This morning I ate a chocolate-chip bagel with hazlenut cream cheese. I think it made me become 10% less New Yorker.
Sometimes I don’t even know who I am anymore.
Granted, the bagel was free, discovered in the break room at work, on top of a stack of other similarly sugared bagels from Panera. Stupid Panera, with your sweet candy bagels. If you want a Danish, I say have a Danish. If you want a pixy stick, have a pixy stick. If you want a bagel, have one with some damn seeds and salt on it.
The last time I actually set foot in a Panera, I told my friend that I wasn’t sure I wanted to bring children into a world that had Passion Fruit bagels. I have not been back since. But this bagel invaded my working turf, and everyone knows that when you’re at work you will comfort yourself by eating anything wearing a snack wrapper.

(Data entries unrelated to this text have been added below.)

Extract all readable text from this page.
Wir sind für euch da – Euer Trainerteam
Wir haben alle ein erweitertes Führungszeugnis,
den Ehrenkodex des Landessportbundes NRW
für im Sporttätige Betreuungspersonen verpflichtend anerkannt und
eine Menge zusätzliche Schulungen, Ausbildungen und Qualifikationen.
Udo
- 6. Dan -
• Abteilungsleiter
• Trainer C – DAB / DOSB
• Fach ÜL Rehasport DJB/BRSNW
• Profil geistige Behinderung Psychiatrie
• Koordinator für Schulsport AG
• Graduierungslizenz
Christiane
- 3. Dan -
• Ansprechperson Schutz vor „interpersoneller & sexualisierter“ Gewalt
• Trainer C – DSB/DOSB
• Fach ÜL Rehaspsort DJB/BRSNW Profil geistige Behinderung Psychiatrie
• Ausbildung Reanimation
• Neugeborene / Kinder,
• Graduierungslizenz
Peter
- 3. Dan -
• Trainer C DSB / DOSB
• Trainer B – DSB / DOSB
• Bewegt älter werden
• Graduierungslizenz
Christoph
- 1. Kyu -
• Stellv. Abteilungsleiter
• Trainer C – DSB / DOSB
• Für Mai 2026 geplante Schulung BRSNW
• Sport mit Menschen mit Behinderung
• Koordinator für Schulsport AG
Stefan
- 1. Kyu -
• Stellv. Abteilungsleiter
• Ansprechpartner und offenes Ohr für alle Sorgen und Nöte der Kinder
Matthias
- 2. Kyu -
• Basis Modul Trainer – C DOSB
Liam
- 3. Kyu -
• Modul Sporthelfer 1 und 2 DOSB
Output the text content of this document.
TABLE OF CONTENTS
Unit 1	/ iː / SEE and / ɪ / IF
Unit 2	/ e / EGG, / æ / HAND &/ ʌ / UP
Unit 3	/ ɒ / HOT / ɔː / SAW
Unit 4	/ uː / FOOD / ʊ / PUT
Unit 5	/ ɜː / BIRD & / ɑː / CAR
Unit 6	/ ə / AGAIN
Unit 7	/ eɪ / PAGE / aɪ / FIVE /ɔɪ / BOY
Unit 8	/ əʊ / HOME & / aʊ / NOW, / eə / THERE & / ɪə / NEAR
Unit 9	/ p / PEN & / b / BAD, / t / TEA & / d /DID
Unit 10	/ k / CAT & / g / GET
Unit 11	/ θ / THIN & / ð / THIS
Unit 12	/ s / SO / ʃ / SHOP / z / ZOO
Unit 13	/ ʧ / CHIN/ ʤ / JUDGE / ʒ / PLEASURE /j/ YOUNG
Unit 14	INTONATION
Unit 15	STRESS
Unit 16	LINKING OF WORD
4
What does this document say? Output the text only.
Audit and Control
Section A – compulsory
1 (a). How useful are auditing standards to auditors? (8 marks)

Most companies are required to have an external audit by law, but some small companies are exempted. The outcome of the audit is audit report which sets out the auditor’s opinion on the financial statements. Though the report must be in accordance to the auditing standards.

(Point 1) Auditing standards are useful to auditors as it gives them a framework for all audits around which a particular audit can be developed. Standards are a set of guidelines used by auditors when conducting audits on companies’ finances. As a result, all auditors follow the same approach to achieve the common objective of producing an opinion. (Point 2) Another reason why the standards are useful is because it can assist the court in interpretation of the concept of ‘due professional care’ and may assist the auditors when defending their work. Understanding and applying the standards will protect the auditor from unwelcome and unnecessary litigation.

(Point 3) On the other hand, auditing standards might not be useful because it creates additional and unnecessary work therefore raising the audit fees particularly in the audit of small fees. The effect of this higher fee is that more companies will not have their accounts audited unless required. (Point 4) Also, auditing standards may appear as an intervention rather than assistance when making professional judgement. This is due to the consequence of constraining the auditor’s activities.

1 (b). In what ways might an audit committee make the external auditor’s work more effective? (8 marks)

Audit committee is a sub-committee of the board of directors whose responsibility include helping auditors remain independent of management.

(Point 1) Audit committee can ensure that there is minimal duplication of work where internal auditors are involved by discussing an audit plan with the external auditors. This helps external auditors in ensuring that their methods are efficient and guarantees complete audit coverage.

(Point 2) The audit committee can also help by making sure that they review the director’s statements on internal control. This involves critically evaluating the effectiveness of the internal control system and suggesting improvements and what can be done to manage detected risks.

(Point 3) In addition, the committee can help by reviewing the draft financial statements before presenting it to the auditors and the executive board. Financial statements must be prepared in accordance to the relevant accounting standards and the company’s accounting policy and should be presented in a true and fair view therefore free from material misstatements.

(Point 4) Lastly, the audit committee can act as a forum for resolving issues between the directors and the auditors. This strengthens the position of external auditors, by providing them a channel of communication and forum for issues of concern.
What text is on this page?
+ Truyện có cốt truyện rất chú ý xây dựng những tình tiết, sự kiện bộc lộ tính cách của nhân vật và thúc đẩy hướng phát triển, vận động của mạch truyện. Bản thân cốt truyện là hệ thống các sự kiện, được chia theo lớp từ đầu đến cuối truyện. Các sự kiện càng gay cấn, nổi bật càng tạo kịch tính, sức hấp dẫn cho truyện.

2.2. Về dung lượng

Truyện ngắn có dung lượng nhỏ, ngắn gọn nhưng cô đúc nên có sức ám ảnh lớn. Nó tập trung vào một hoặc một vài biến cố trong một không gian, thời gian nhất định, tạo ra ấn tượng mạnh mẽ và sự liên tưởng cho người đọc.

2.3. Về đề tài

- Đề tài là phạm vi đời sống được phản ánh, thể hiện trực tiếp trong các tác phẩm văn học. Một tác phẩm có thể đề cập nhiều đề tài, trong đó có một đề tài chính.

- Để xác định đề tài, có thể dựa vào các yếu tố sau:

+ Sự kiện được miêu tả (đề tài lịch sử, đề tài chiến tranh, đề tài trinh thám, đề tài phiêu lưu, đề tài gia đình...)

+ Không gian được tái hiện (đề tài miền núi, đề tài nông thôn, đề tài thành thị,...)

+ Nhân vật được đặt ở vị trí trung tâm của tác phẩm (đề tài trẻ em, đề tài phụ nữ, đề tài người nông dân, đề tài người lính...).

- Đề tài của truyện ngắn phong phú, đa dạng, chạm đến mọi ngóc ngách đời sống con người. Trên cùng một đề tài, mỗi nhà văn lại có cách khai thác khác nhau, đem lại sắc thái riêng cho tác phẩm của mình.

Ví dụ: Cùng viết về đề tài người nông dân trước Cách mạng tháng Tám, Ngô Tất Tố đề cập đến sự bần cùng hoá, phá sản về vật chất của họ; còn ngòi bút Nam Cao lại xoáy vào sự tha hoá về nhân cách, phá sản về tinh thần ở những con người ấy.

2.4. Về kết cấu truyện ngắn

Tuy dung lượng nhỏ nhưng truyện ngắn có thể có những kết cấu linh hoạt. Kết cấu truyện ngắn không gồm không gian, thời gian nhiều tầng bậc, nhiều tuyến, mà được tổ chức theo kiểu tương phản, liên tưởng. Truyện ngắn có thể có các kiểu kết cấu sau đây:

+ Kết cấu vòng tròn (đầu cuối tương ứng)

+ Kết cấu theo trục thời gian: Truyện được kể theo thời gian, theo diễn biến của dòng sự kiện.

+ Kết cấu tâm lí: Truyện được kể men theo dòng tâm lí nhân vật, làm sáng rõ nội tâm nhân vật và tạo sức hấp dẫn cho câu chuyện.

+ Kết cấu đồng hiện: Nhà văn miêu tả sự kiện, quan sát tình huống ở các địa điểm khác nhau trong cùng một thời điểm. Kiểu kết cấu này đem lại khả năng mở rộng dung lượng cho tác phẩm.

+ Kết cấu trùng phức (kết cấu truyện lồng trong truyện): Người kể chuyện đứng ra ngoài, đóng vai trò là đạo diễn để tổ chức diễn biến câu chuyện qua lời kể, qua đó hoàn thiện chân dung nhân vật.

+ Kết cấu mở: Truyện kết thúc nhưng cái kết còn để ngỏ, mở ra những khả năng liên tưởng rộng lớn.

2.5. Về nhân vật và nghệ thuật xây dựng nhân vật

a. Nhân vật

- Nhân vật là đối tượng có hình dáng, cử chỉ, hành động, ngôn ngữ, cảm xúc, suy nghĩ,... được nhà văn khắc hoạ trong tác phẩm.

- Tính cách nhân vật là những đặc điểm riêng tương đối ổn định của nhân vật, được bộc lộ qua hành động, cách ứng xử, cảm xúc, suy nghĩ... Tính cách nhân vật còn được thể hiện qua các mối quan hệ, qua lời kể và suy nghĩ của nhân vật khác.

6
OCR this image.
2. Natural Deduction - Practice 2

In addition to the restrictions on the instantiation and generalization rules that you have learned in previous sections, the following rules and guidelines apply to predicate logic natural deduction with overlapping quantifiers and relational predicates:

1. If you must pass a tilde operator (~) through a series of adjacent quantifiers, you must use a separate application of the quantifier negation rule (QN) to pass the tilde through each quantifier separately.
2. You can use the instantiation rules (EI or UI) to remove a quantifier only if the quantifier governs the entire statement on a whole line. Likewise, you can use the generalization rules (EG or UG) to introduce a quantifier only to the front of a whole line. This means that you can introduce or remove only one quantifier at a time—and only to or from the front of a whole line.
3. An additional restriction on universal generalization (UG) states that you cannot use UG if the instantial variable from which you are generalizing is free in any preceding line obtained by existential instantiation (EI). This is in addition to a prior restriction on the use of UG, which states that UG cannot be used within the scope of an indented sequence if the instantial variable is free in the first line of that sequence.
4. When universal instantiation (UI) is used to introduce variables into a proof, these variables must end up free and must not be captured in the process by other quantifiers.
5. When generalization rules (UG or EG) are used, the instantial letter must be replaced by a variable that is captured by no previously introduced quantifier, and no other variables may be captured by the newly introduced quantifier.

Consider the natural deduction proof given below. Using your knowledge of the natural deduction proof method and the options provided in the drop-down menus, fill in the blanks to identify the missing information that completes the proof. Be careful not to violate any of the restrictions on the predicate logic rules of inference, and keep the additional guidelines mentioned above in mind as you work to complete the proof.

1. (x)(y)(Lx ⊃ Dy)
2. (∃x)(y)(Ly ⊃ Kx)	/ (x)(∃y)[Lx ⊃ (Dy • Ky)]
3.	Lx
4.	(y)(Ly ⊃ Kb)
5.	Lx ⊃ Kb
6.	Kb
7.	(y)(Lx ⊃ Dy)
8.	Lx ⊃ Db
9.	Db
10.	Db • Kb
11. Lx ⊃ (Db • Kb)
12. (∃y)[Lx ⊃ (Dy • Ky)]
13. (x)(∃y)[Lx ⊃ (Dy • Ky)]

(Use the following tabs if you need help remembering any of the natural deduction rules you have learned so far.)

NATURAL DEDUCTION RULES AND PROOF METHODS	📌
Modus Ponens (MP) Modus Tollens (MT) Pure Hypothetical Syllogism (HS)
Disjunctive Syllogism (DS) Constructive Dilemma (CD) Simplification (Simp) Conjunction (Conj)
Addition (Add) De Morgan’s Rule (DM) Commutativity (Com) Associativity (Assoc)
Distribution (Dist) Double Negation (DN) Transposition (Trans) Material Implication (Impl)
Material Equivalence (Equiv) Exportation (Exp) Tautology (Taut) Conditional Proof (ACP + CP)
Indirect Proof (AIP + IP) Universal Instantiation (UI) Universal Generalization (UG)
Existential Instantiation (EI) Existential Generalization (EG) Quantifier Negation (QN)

I have always been a purist as far as bagels are concerned. Granted, I do enjoy most bagel flavors in the savory pantheon. Onion, Poppy, Sesame, Everything, even Garlic. (Although I sneer at Egg, and squint at Salt). I am likewise fairly flexible and magnanimous in my allowance of toppings. Bagels can be graced with tomatoes, loaded with lox or ham, strewn with raw onion. I have on occasion been known to use a fancy Lox Spread. Toss a few scallions into my cream cheese and I will not slap your face. But there is no place for low-fat or fat free cream-cheese based spread, and I will NOT stand idly by while cream cheese is sullied with sugar or fruit.
Until this morning. Oh God. I hang my head in shame. No stomach of mine should have accepted that tainted sugarbagel.
I need to return to the city of my birth and devour the delicious boiled bread of my homeland.